8 The leave, if I grant it, should be leave in terms of the section to cross examine about whether or not Mr Potter made a prior statement inconsistent with the statements in pars 3 and 4 of his affidavit. However, whilst I shall not expand upon the subject matter of the cross examination in the form of order, if I make it, what Heydon JA has said in pars [66] and [67] of his judgment in R v Le must be borne in mind, that is, that the cross examination may extend to the truth or falsehood of the subjacent fact. Although the impact of s 60 of the EA is discussed by Heydon JA in that passage from his Honour's judgment, it must be borne in mind that a factor in this case is that the statement made by Mr Lewis is potentially admissible, whatever the impact of the hearsay rule, as an admission made by a party to the proceedings.

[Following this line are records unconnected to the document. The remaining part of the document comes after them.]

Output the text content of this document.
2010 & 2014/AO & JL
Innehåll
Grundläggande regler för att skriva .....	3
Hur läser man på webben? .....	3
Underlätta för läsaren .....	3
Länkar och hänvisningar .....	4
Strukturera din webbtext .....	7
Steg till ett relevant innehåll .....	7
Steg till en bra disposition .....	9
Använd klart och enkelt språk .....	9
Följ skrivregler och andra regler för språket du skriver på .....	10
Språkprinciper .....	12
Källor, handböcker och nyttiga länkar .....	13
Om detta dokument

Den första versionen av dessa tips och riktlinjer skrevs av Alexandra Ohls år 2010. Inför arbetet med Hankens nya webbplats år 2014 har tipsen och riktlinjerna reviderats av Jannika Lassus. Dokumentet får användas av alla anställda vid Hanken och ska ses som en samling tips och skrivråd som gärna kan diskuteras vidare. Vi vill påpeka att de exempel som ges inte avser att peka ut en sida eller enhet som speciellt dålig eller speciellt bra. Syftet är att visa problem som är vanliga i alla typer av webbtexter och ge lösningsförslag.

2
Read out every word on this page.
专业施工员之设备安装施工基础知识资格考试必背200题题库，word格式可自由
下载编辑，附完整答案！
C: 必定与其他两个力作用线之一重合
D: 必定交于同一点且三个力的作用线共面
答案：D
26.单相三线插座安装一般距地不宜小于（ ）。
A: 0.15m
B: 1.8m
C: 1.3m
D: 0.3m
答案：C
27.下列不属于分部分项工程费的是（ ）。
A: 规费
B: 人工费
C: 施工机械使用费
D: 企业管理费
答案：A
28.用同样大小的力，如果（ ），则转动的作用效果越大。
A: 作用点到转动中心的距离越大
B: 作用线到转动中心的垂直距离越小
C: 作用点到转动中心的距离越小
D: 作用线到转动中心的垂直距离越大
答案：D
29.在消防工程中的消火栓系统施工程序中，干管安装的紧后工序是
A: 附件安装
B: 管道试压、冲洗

9 I have taken into account, so far as they are material, the matters laid down for consideration under ss 192(2) and 38(6) of the EA. It was pressed upon me by Mr Cotman that the cross examination would in some manner be unfair or prejudicial to both the witness and to Mr Cotman's clients. I cannot see that this is so. As to other considerations, the ambit of the cross examination, it is apparent from what I have set out above, will be small, turning upon the conversation that Mr Potter had with Mr Lamb concerning one conversation that Mr Potter had with Mr Lewis and matters closely associated with those conversations. Bearing in mind that this is the 32nd day of the hearing, it cannot be suggested that any addition to the length of this trial will be undue. The evidence, although in some ways it may be regarded as inconclusive, goes to a matter absolutely central to one of the largest and most hotly contested issues in this trial, namely, whether stock was missing or whether it was not missing in the financial year ended 30 June 1997. It cannot be suggested that it goes to a peripheral issue.
10 It should be added that, whilst I do not discuss in this judgment the ambit of these powers, I bear in mind the provisions of the Rules and the inherent powers of this Court as to the control the Court can exercise over the cross examination even after leave has been given for it. Without going into that, I should state that Mr Motbey has stated that, for the purposes of these proceedings, he does not and will not contest that the Court continues to have power to govern the ambit of that cross examination once permitted.
11 So far as concerns the stage of the proceedings at which the intention to seek leave was announced, it has been quite clear during the course of the proceedings that Lamru desired to pursue this subject matter and it has been specifically indicated quite some time ago that, once Mr Potter indicated a willingness to give evidence, if it were appropriate, depending upon the evidence that he gave, leave would be sought under s 38.
12 The order of the Court will therefore be that Lamru may have leave to question Mr Potter as though it were cross examining him about whether or not he made a prior statement inconsistent with the statements in pars 3 and 4 of his affidavit.